Great post, Stacia. We can always count on you to bring your inimitable intelligence and humor to any movie. I love your breakdown of the screenwriter’s thought process.
“Cheap hood Tony and his moll Ruby arrive in their enormous convertible; they just happened to be driving by, you see, and weren’t hurt in the least by nuclear war, even though they were in a convertible on an open road. Sure, makes sense.”
This made me laugh out loud, as did the mutated monster picture.
Thanks everyone, I really appreciate your comments! This was a fun movie to review so I’m glad you had fun reading about it.
I agree, Nathanael, I think Corman’s manipulation of traditional gender roles is fascinating and would make a great topic. The essay by Wheeler Winston Dixon briefly touches on this, but a fully-fleshed out exploration of the topic is definitely needed.
I cannot wait to get to everyone else’s entries. I’ve had one of those days, so I’m just now getting around to reading the other posts.
I tried to watch this movie on AMC a few weeks ago with my mother but I got frustrated with all the commercial breaks and found other pursuits. I would like to watch it again, because I remember seeing it as a kid and marveling at how the characters seemed to be in some sort of Sartrian hell.
So what I really need to do is watch it with you. (“Radiation does not work that way!”)
We still had air-raid drills when I was a kid, hiding under the desk at school was about a efficacious as driving that convertible around in the fallout, ’cause, yup, I was thinking it then – radiation doesn’t work that way… I saw this, and a few other “the endo” films as a kid, and this one is memorably awful.
“The characters in this film are defined almost entirely by their gender, with the men taking charge, wielding weapons, making the plans and ordering everyone about. The women wear dresses and look pretty and, if they didn’t make coffee for the men at some point in the film, it certainly felt like they did.”
What you say here I think was true of Corman throughout his entire career. Even in the 1960’s film THE WILD ANGEL, Nancy Sinatra’s character is basically Peter Fonda’s “old lady.” While Corman always pushed the limits of the production code, in some way he remained very traditional. And let’s not forget “Touch” Connors!

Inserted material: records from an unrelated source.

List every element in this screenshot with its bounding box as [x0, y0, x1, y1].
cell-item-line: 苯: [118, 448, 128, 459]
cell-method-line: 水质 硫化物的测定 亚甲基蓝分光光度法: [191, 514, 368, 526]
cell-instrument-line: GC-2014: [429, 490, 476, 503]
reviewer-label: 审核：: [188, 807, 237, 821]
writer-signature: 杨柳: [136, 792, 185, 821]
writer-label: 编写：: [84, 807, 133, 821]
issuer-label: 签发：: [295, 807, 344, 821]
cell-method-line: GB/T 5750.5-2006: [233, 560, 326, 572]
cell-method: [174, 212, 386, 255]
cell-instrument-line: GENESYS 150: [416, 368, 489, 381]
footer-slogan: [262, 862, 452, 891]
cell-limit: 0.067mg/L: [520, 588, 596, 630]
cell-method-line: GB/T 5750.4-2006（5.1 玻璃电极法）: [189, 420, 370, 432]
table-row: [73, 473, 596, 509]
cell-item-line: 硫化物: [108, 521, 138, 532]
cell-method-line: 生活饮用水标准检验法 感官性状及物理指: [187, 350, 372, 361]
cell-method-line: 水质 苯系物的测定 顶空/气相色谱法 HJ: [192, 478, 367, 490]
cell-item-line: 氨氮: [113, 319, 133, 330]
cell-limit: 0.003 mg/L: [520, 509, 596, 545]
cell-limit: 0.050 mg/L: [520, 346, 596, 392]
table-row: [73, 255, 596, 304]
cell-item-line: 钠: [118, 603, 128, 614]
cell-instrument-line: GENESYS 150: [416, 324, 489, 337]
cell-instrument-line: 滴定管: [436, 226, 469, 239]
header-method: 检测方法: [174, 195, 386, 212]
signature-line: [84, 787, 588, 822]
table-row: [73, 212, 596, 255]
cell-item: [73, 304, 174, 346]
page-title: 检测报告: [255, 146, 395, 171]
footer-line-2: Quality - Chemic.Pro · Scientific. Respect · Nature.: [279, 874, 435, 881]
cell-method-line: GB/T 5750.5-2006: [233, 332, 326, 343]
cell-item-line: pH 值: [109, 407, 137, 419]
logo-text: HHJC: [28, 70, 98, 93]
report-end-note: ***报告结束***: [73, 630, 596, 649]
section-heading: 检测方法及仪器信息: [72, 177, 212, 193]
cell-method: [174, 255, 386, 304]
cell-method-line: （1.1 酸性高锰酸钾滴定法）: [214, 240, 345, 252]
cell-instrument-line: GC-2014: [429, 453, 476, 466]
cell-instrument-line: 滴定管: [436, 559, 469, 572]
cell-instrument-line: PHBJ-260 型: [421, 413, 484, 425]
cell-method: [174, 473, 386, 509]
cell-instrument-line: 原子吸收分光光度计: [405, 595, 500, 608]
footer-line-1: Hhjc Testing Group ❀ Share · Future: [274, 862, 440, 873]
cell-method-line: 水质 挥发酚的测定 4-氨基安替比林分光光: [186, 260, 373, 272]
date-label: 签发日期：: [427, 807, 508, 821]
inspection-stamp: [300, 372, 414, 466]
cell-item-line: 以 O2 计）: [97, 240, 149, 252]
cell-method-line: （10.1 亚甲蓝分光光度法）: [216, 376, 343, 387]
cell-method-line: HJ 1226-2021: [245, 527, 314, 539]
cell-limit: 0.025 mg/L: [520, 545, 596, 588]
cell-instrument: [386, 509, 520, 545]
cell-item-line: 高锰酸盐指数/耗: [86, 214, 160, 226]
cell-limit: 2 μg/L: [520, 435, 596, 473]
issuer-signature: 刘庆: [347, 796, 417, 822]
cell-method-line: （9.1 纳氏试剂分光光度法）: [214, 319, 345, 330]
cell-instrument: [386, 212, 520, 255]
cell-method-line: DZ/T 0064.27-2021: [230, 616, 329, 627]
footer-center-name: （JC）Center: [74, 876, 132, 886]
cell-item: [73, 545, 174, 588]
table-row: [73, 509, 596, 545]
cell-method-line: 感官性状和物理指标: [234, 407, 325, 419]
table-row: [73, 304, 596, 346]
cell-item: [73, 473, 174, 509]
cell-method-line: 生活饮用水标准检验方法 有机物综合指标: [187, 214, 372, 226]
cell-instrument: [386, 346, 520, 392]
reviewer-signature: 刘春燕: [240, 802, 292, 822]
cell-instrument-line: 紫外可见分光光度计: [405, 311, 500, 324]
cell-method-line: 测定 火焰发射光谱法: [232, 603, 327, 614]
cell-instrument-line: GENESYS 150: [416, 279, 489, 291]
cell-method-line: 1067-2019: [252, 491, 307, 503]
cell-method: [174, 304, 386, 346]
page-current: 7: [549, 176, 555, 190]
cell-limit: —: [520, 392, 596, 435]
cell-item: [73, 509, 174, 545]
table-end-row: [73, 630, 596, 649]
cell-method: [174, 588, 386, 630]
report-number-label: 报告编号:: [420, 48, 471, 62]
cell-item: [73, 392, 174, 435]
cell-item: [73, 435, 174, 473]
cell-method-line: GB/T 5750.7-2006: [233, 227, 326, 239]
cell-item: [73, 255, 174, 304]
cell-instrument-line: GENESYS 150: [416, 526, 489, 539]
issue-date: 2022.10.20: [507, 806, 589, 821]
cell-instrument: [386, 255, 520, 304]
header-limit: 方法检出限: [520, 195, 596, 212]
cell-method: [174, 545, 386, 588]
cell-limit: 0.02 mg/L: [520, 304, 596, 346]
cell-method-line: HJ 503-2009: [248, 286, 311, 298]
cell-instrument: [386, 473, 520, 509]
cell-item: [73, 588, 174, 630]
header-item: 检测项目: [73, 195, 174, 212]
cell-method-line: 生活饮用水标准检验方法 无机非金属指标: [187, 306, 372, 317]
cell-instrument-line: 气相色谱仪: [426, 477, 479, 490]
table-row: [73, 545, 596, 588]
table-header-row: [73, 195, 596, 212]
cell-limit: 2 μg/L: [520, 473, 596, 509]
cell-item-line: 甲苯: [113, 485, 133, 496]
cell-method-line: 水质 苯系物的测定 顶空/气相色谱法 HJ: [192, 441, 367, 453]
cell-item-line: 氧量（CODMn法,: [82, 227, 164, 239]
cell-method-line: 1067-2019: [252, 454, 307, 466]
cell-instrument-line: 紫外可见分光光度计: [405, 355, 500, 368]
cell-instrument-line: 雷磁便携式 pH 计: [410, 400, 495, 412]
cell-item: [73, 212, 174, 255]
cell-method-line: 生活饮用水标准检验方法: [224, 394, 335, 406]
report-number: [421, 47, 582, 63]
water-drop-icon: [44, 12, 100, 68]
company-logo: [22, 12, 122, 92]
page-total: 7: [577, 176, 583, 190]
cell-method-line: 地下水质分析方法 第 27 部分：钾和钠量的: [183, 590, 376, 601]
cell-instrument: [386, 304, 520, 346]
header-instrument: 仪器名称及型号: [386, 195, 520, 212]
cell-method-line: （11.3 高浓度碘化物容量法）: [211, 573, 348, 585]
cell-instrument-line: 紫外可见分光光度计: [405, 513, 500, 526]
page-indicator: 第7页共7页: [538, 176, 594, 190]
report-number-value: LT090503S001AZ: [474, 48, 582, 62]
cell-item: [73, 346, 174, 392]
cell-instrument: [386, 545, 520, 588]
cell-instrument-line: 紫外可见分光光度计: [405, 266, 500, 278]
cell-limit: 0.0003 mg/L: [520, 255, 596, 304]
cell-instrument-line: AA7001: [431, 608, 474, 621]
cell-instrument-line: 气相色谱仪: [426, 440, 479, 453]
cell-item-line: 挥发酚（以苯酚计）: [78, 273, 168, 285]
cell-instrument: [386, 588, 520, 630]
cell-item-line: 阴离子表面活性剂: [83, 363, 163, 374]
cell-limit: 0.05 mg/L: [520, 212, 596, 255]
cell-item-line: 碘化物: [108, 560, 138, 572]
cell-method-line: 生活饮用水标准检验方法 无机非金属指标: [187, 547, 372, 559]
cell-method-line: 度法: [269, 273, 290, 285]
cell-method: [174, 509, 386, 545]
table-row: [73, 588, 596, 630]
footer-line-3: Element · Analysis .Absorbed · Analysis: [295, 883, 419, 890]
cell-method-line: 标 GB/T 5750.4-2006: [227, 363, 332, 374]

I still need to see this one. Fascinating review!
Fantastic write-up! Stage-bound it may be, this film is a quantum step forward from the stolid and stodgy Million-Eyed Beastie flick.
And thanks to that photo, I now have the theme to Mannix stuck in my head on a loop.
Stacia, you rule. Usually I’m touchy about folks messing with my childhood faves (9-year-old me thought the mutant’s love for his lost Lori so poignant), but your review made me laugh out loud.
John Greco: In The Wild Angels’ defense, the brothers of an outlaw motorcycle club tend to be somewhat sexist, so any gender equality in that movie wouldn’t ring true. But I see your point, the oceanographer makes sandwiches in Attack of the Crab Monsters…
“really super important science stuff that requires testosterone to operate properly”
This is the secret foil for the evil plans of aliens. If an evil alien race can figure out a way to completely separate scienciness from male initiative, we’re all completely fucked.
When I saw that monster drawing, I immediately thought about leaving a snarky comment about how it looks like something a 13 year old would draw in his notebook as the album cover for his future metal band. However, I scrolled down and read the caption, and was saddened to see that you had stolen my snark thunder. :(
Are you trying to say that radiation doesn’t work that way?
Great great great piece on the film – probably the best in the Blogathon.
Your combination of sarcastic wit and obvious film history knowledge make for a very enjoyable read indeed.